Greg Hancock wczoraj oświadczył, że w przyszłym roku nie będzie występował w rozgrywkach PGE Ekstraligi. Zamierza skupić się na startach w szwedzkiej Elitserien, gdyż występować będzie w nowym klubie, Dackarnie Malilla oraz na Grand Prix, gdzie liczy na dziką kartę od włodarzy cyklu tj. BSI.
- Zdecydowałem, że w przyszłym roku nie będę jeździł na polskiej Ekstralidze, a skupię się na startach w Dackarnie, a jeśli dostanę „dziką kartę” w serii Speedway Grand Prix, to tam również chcę występować. Mamy duże plany na sezon 2018, które ujawnię po 31 października, ale najpierw czekam na decyzję odnośnie dzikich kart, więc trzymajcie za mnie kciuki - napisał na swojej oficjalnej stronie Greg Hancock.

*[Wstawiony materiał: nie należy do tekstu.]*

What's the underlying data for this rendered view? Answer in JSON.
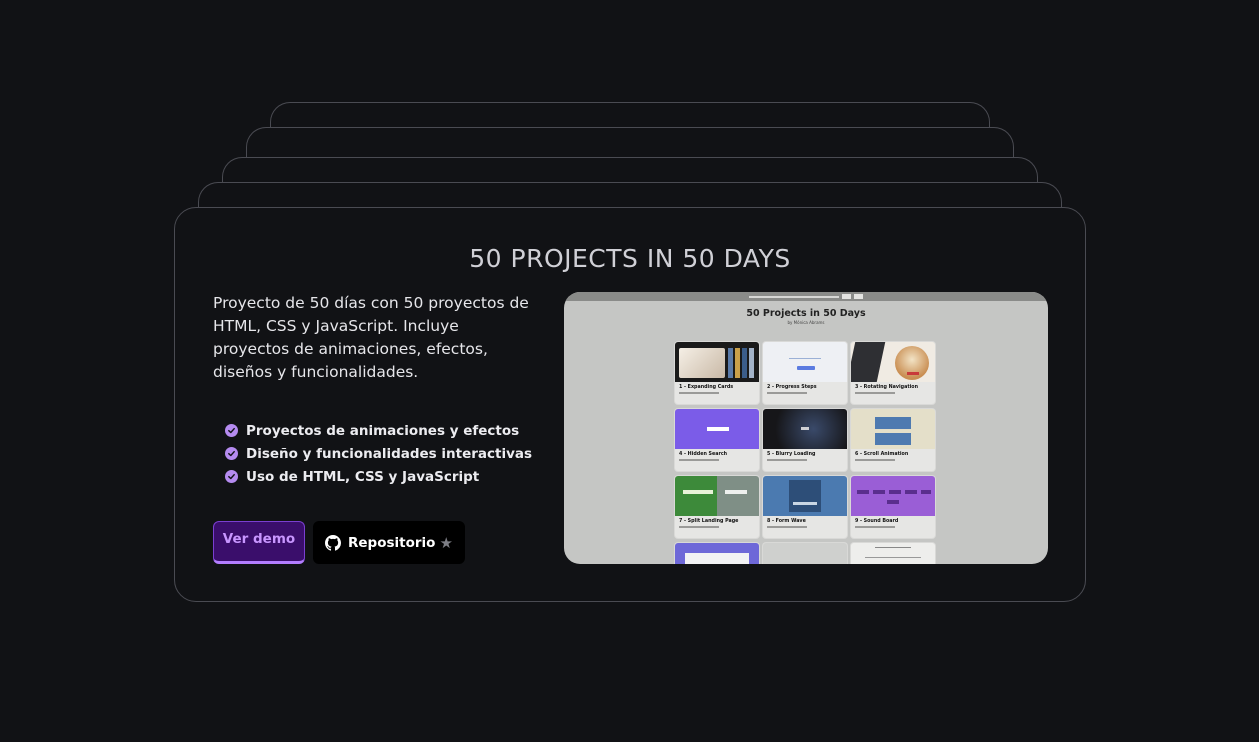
{
  "project": {
    "title": "50 PROJECTS IN 50 DAYS",
    "description": "Proyecto de 50 días con 50 proyectos de HTML, CSS y JavaScript. Incluye proyectos de animaciones, efectos, diseños y funcionalidades.",
    "features": [
      "Proyectos de animaciones y efectos",
      "Diseño y funcionalidades interactivas",
      "Uso de HTML, CSS y JavaScript"
    ],
    "demo_label": "Ver demo",
    "repo_label": "Repositorio",
    "repo_icon": "github-icon",
    "star_icon": "star-icon"
  },
  "preview": {
    "title": "50 Projects in 50 Days",
    "subtitle": "by Mónica Abrams",
    "tiles": [
      {
        "name": "1 - Expanding Cards",
        "theme": "photo"
      },
      {
        "name": "2 - Progress Steps",
        "theme": "light"
      },
      {
        "name": "3 - Rotating Navigation",
        "theme": "dog"
      },
      {
        "name": "4 - Hidden Search",
        "theme": "purple"
      },
      {
        "name": "5 - Blurry Loading",
        "theme": "dark"
      },
      {
        "name": "6 - Scroll Animation",
        "theme": "beige"
      },
      {
        "name": "7 - Split Landing Page",
        "theme": "green"
      },
      {
        "name": "8 - Form Wave",
        "theme": "steel"
      },
      {
        "name": "9 - Sound Board",
        "theme": "violet"
      }
    ]
  },
  "colors": {
    "background": "#111215",
    "accent": "#b58bf0",
    "demo_button": "#3a0e6b"
  }
}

Dzisiaj jak grom z jasnego nieba ukazała się wiadomość być może plotka o tym, że 4 - krotny Mistrz Świata zakotwiczyć może w drugoligowej Stali Rzeszów. To, że jest coś rzeczy potwierdza nowy, przyszły właściciel rzeszowskiego klubu, Ireneusz Nawrocki. Przejęcie większościowego pakietu akcji Speedway Stali Rzeszów S.A.wraz z niemałymi długami może kosztować nowego inwestora blisko 2,5 miliona złotych.
- Złożyliśmy Gregowi ofertę, która mu się spodobała. Chce się bardzo spotkać i omówić szczegóły – tak mówi Ireneusz Nawrocki, przyszły właściciel Speedway Stali Rzeszów S.A.